The year passed away before the legions were brought back. Thus the new measures were hung up and left for the new consular tribunes to deal with. They were T. Quinctius, Ser. Cornelius, Ser. Sulpicius, Sp. Servilius, L. Papirius, and L. Veturius.

The plebs re-elected their tribunes, at all events the same two who had brought forward the new measures. At the very beginning of the year the final stage in the struggle was reached.

When the tribes were summoned and the pro- posers refused to be thwarted by the veto of their colleagues, the patricians, now thoroughly alarmed, took refuge in their last line of defence —supreme power, and a supreme citizen to wield it. They resolved upon the nomination of a Dictator, and M. Furius Camillus was nominated; he chose L. Aemilius as his Master of the Horse.
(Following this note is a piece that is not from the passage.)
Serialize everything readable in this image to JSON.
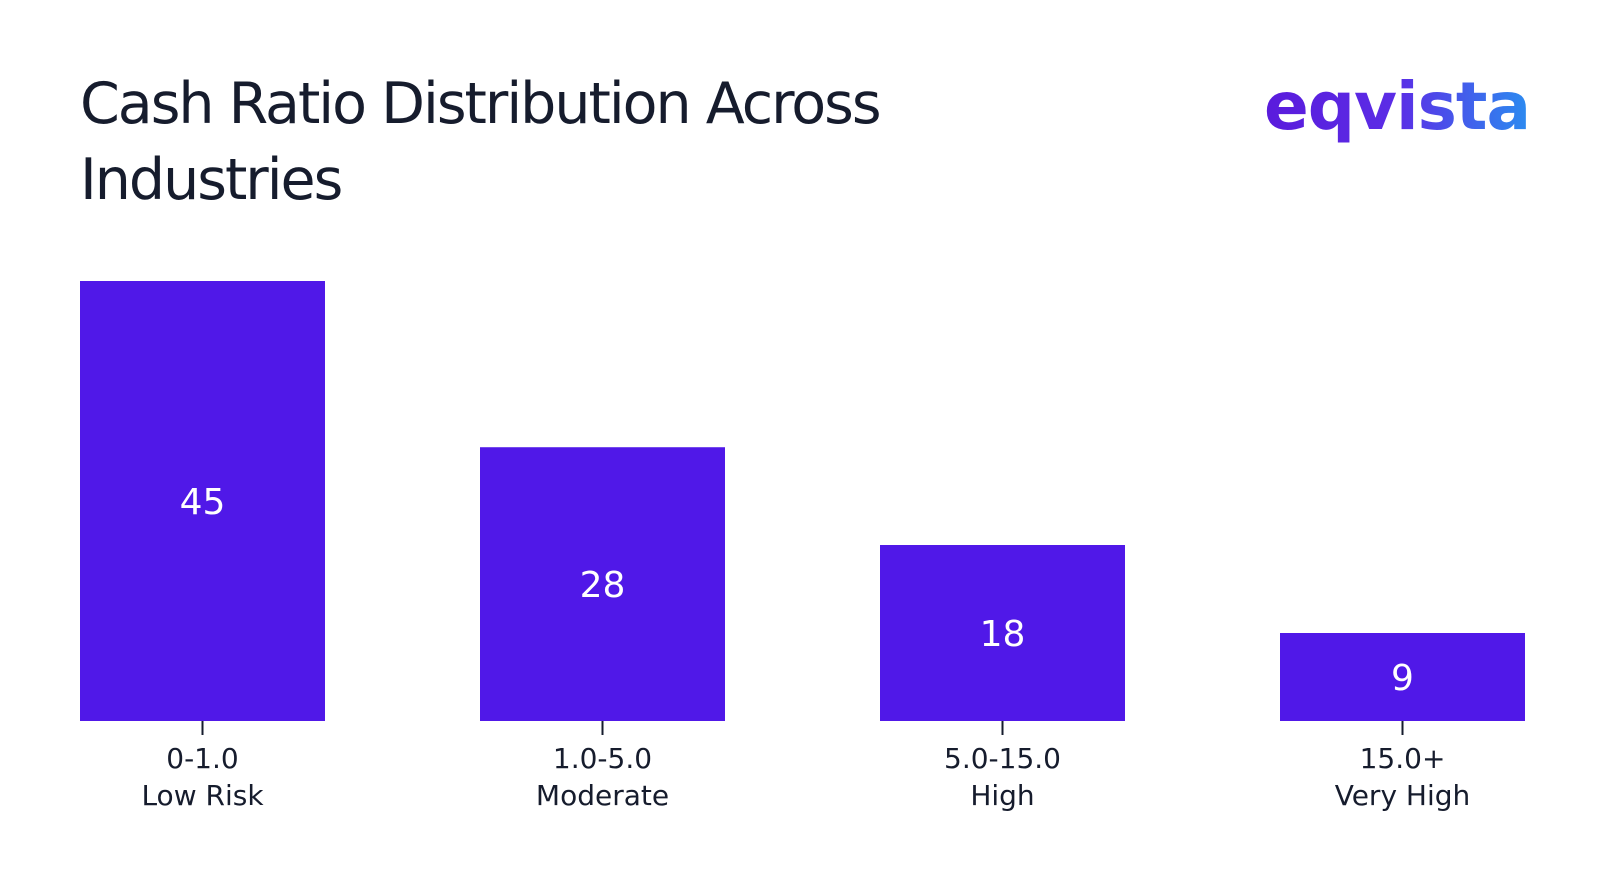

Against such formidable preparations on the part of their opponents, the proposers on their side prepared to defend the cause of the plebs with the weapons of courage and resolution.

They gave notice of a meeting of the Assembly and summoned the tribes to vote. Full of anger and menace, the Dictator, surrounded by a compact body of patricians, took his seat, and the proceedings commenced as usual with a struggle between those who were bringing in the bills and those who were interposing their veto against them. The latter were in the stronger position legally but they were overborne by the popularity of the measures and the men who were proposing them.

The first tribes were already voting “Aye,” when Camillus said, “Since, Quirites, it is not the authority of your tribunes but their defiance of authority that you are ruled by now, and their right of veto, which was once secured by the secession of the plebs, is now being rendered nugatory by the same violent conduct by which you obtained; if, I, as Dictator, acting in your own interests quite as much as in that of the State, shall support the right of veto and protect, by my authority the safeguard which you are destroying.